Secara internal, kaum borjuis santri sendiri memang senang dengan pemahaman seperti itu. Diakui sebagai kelompok yang tercerahkan, mereka merasa duduk sejajar dengan para sejawat sekuler-modernisnya. Mereka bangga ternyata tradisi yang diwariskan oleh para leluhurnya kompatibel dengan kemajuan zaman.
Akan tetapi, jarang dipahami bahwa pendapat kaum santri atau komunitas pesantren sebagai “subkultur” hanyalah separuh cerita. Kenyataan bahwa sejak dulu hingga sekarang sebagian besar mereka tetap menduduki kelas “prekariat” dalam tatanan masyarakat kapitalis hampir tidak pernah terungkap. Inilah yang terjadi sebagai akibat absennya analisis kelas dalam kajian NU yang ditulis oleh saya kemarin.
“Prekariat” merujuk pada kelas dalam tatanan masyarakat kapitalis yang sangat rentan. Pada umumnya mereka adalah para pekerja paruh waktu atau wiraswastawan musiman yang pendapatan hidupnya per bulan terkadang tidak cukup untuk memenuhi kebutuhan dasar. Di saat krisis mereka tergantung pada kebaikan hati orang kaya, termasuk zakat-infak-sedekah, dan bantuan sosial pemerintah.

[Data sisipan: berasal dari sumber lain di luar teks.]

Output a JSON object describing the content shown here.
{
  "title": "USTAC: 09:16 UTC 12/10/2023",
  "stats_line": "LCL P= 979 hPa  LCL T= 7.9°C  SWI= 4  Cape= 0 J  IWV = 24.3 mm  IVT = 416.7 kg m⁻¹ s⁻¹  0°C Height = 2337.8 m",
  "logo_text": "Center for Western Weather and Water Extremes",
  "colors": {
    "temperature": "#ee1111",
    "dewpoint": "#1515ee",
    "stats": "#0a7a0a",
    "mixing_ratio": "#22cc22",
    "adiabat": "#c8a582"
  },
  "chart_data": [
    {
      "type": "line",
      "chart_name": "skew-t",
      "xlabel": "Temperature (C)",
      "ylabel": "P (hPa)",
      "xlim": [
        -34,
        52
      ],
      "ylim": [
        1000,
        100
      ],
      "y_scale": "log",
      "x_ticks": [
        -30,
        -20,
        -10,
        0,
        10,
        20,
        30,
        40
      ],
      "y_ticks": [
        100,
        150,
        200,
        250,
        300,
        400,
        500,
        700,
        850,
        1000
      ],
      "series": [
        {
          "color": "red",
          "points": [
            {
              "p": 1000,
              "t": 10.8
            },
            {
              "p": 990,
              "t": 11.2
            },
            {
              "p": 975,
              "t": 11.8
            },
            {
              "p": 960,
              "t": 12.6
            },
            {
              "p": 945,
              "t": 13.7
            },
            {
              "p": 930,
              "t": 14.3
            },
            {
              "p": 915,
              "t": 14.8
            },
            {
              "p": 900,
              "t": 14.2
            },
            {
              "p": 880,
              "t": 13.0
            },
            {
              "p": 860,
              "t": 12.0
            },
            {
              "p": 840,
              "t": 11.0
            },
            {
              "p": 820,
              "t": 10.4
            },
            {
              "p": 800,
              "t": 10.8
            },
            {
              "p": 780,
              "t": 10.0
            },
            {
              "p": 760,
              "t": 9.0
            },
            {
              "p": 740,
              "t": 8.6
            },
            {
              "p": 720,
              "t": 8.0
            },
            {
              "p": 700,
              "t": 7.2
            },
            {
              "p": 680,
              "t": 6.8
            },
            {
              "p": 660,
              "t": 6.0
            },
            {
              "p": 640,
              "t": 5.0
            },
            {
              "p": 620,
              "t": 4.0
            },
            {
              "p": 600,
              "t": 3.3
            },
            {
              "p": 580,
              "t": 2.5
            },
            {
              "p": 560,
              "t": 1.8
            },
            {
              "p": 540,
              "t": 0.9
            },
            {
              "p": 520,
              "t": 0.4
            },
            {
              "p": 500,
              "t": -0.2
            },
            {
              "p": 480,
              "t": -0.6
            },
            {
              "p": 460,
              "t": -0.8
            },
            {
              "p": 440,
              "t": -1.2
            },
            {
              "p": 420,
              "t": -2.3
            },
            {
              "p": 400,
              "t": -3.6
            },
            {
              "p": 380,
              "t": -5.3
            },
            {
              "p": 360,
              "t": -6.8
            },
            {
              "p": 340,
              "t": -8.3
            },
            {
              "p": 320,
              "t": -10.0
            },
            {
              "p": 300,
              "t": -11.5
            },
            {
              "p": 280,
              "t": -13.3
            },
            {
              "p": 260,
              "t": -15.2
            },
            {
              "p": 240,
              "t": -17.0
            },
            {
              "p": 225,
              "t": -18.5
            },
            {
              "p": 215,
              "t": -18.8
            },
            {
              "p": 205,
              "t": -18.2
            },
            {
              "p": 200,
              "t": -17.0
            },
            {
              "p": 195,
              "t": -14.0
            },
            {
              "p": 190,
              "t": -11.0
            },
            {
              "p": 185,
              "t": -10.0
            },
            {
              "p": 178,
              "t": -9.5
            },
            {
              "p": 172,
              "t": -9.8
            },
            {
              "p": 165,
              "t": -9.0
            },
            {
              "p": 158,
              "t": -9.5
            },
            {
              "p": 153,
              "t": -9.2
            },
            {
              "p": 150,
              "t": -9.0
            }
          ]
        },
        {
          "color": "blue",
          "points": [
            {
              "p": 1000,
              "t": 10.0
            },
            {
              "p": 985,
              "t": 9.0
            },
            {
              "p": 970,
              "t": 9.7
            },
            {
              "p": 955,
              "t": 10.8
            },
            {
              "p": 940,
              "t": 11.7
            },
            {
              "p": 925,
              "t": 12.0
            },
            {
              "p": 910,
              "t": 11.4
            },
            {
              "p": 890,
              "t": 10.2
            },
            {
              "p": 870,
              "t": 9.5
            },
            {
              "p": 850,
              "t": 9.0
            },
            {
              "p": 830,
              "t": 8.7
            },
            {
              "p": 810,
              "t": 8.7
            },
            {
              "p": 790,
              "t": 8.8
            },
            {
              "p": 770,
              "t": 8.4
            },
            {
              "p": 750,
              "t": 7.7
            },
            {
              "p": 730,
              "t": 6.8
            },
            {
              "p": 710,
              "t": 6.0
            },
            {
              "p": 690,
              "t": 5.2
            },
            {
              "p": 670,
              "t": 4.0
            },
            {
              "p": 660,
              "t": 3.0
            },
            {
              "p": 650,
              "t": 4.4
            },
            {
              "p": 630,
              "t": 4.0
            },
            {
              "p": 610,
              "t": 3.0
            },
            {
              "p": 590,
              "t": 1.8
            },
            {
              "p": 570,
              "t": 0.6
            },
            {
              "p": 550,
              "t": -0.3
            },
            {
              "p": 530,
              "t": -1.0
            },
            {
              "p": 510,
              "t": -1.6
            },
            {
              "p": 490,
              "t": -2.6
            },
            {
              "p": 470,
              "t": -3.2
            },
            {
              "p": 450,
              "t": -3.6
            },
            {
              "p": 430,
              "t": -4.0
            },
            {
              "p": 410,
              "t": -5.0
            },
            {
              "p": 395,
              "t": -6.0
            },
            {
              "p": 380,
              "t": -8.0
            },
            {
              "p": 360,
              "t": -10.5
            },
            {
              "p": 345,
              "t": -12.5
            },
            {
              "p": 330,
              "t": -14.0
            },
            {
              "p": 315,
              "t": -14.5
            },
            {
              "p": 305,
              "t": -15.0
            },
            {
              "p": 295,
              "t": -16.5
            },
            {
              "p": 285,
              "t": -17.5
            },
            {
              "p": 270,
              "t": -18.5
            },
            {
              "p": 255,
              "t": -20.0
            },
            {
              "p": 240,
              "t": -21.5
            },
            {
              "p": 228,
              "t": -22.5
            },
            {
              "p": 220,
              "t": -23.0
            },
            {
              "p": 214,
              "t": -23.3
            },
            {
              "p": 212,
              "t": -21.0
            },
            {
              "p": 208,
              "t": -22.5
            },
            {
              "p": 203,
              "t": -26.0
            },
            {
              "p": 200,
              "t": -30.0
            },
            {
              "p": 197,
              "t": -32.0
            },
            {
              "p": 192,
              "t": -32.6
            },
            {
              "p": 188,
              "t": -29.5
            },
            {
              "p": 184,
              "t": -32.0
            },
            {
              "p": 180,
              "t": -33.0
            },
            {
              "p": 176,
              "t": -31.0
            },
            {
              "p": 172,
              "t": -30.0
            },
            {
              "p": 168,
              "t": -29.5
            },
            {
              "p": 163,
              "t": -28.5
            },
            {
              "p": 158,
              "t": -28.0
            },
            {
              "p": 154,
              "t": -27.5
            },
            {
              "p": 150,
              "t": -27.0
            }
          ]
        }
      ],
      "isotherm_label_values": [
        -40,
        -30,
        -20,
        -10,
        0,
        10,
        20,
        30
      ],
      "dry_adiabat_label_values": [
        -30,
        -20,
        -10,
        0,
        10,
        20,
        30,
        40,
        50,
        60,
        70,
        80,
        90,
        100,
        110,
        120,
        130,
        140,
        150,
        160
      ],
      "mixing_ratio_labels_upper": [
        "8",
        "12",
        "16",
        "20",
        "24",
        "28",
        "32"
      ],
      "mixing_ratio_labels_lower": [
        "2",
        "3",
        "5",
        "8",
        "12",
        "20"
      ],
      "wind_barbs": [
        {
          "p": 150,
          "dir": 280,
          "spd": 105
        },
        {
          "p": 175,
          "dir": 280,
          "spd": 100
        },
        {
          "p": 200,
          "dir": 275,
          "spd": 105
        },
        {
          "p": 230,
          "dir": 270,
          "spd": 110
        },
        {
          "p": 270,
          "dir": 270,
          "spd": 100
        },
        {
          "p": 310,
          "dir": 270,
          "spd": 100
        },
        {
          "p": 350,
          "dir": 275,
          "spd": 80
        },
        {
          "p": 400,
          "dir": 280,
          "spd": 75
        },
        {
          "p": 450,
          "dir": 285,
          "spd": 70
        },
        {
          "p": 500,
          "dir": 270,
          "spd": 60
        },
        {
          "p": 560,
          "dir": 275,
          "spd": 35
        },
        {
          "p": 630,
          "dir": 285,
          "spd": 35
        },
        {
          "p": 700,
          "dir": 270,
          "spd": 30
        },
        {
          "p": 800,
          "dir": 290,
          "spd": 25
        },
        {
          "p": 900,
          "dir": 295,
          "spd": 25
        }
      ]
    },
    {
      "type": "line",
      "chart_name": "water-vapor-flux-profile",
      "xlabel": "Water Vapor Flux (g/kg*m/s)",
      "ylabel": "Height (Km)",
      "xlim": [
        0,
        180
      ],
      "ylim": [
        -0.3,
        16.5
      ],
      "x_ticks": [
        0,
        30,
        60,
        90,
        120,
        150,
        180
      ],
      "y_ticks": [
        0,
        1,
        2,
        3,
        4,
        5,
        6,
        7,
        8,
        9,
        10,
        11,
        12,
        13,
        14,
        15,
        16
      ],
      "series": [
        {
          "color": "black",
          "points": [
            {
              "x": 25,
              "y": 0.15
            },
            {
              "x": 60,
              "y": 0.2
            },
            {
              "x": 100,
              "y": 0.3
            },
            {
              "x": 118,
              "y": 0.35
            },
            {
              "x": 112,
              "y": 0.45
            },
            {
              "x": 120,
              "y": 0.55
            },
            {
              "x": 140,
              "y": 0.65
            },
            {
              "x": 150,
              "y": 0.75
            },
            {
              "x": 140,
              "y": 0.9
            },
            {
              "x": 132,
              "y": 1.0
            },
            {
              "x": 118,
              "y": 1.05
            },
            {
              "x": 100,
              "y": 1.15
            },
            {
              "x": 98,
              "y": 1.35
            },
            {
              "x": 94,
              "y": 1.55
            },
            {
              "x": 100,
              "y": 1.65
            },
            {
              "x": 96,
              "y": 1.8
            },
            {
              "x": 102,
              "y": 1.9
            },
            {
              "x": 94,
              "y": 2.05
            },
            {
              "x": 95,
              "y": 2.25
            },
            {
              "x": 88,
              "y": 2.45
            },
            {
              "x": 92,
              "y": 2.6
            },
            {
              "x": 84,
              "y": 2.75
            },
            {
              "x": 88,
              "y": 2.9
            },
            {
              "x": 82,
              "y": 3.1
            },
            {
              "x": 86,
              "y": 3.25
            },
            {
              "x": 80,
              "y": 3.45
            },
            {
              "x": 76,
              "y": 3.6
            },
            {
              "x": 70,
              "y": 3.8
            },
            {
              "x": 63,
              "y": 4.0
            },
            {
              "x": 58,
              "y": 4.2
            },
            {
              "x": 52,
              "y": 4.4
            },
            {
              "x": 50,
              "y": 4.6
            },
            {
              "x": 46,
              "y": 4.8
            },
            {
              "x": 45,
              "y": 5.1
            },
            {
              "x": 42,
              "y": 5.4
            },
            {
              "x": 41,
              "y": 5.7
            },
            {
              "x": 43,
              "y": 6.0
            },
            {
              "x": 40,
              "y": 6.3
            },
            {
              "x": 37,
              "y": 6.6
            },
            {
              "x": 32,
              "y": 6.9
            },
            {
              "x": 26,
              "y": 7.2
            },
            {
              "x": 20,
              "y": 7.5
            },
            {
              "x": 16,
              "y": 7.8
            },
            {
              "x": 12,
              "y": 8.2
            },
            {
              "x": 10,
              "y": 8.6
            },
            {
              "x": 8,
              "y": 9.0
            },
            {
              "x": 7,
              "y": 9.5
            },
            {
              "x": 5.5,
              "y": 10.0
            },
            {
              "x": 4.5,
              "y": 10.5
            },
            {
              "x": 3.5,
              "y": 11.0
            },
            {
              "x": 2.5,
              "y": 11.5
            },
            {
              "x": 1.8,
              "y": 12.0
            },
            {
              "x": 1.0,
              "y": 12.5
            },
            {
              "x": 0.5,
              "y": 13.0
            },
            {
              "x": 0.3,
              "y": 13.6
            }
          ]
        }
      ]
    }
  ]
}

Saya melihat sebagian besar kaum santri tradisional yang rajin tahlilan dan ziarah kubur itu adalah kelas prekariat. Hidup mereka ngos-ngosan. Tidak jarang mereka mencari utangan untuk membayar kontrakan atau mengisi pulsa token PLN yang mahal.
Kenyataan mengenai santri prekariat ini tertutupi oleh gemerlap teori-teori multikulturalisme. Para akademisi hanya tertarik menuliskan ritual atau ekspresi keagamaan mereka yang unik, tetapi seolah enggan menceritakan kesusahan mereka dalam bertahan hidup sehari-hari. Inilah yang terjadi ketika ilmu-ilmu sosial dan humaniora terbelit kapital, sehingga lebih mencurahkan perhatiannya pada dimensi kultural daripada dimensi sosial-ekonomi dari masyarakat yang ditelitinya.
Saya membayangkan andaikan pengertian santri sebagai kelas “prekariat” ini disampaikan di acara-acara Madrasah Kader NU (MKNU), pasti luar biasa. Setidaknya para santri bisa lebih kritis terhadap pujian yang selama ini disematkan kepada mereka sebagai kaum moderat. Apalah artinya moderat kalau masih susah mencari uang untuk bayar sekolah anak.